Les tensions au sein de la coalition gouvernementale (le Mouvement de libération de Sao Tomé-et-Principe et le Parti social-démocrate) se sont multipliées, notamment à propos des attribution de concessions pétrolières. Car l'île a perçu 35,8 millions d'euros dès 2003, avant même que le pétrole coule. Des «bonus à la signature» versés à l'Etat par les entreprises étrangères qui ont commencé à forer, mais dont la population santoméenne n'a pas vu la couleur.
Certains observateurs comme Mohamed Yahya, de l'ONG anglaise International Alert, en arrivent à conclure que «les institutions de Sao Tomé figurent parmi les plus fragiles d’Afrique. La meilleure chose qui puisse arriver au pays, c’est qu’il n’y ait pas de pétrole ici.»
Face à ces désillusions, Sao Tomé-et-Principe ne peut plus se contenter de rêver d’or noir. Elle devra notamment diversifier son économie pour se développer. L’île, bordée de plages interminables, dotée de fonds sous-marins riches et de reliefs volcaniques grandioses, possède un potentiel touristique important.
Mais avec seulement 7.000 visiteurs en 2010 et des infrastructures inexistantes, tout reste à faire. L'île est très mal reliée aux continent européen. On ne trouve même pas de vol direct au départ de Paris, puisque seules deux compagnies assurent les liaisons depuis le Portugal —à des prix exorbitants. En fait, la plupart des touristes continuent à débarquer de petits avions à hélice en provenance de Libreville, au Gabon.
Le trajet ne dure que deux heures, mais ceux qui ont déjà voyagé avec Ceiba Intercontinental (compagnie blacklistée par l'Union européenne) s'en souviennent. Une montée qui semble interminable, l'impression de voyager dans une cocotte-minute pendant l'heure qui suit, au ras des nuages… pour la «modique» somme de 450 euros.

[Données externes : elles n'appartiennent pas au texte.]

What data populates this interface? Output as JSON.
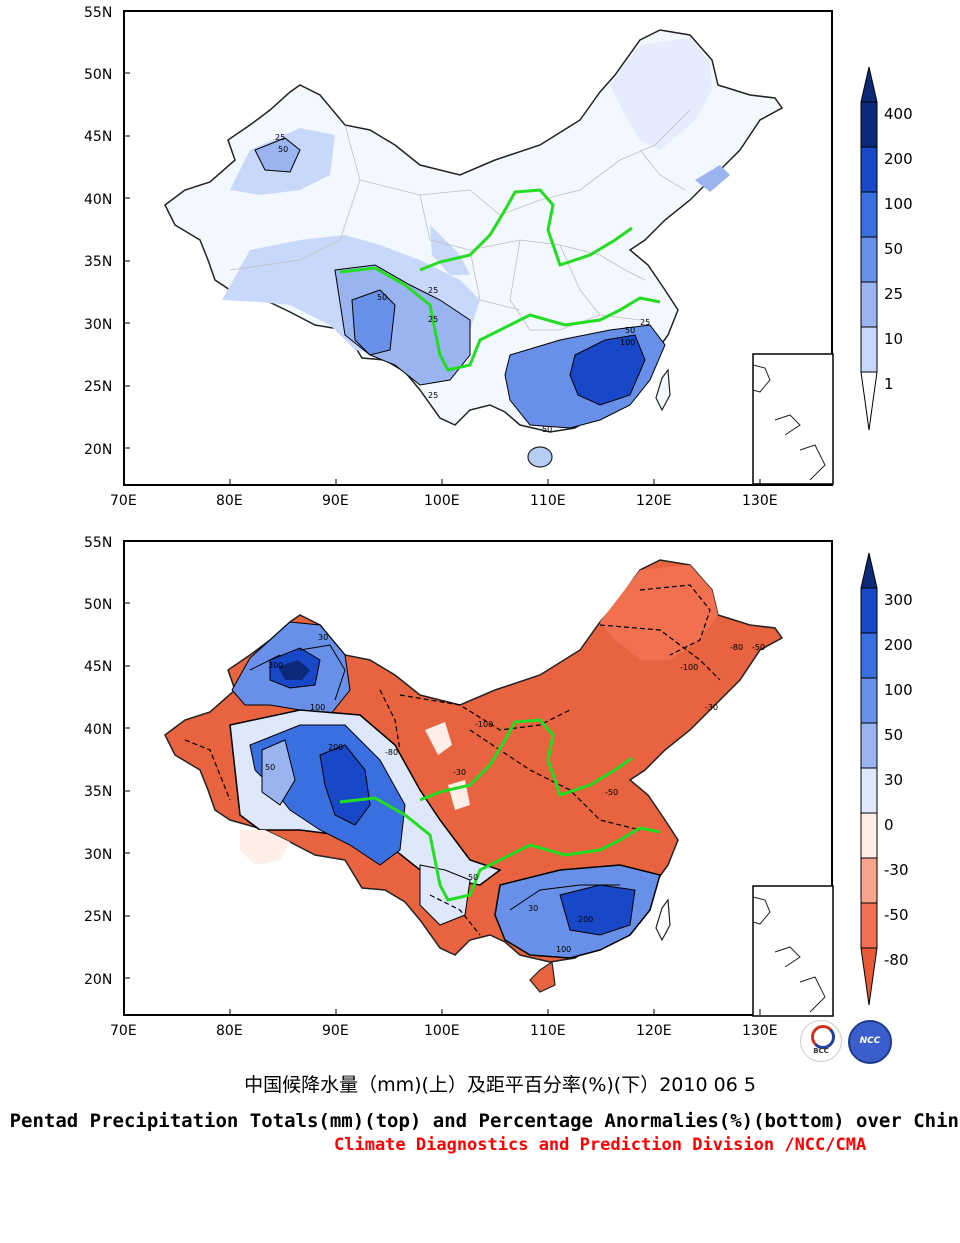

Dans la capitale, où le chômage pousse les jeunes à migrer, le tourisme semble être devenu la principale activité. Les guides attendent les visiteurs à chaque coin de rue, et la plupart se débrouille aujourd'hui en français, première langue étrangère avant l'anglais. Dans cette petite ville tranquille où vivent 60.000 personnes, seuls les taxis jaunes, presque aussi nombreux que les habitants, agitent les rues avec leurs klaxons.
Le changement est attendu et peut effectivement venir du pétrole, mais d'autres voies sont possibles. Contre toute attente, les Santoméens ont élu le 7 août 2011 celui qui a dirigé le pays d'une main de fer après l'indépendance, sous l'ère du parti unique communiste. Entre 1975 et 1990, il a su incarner la stabilité, à l'inverse des 18 Premiers ministres qui se sont succédé depuis 1990, ainsi que la lutte contre la corruption, un fléau qui mine le pays. Le retour du président Pinto Da Costa laisse donc l'avenir de Sao Tomé en suspens.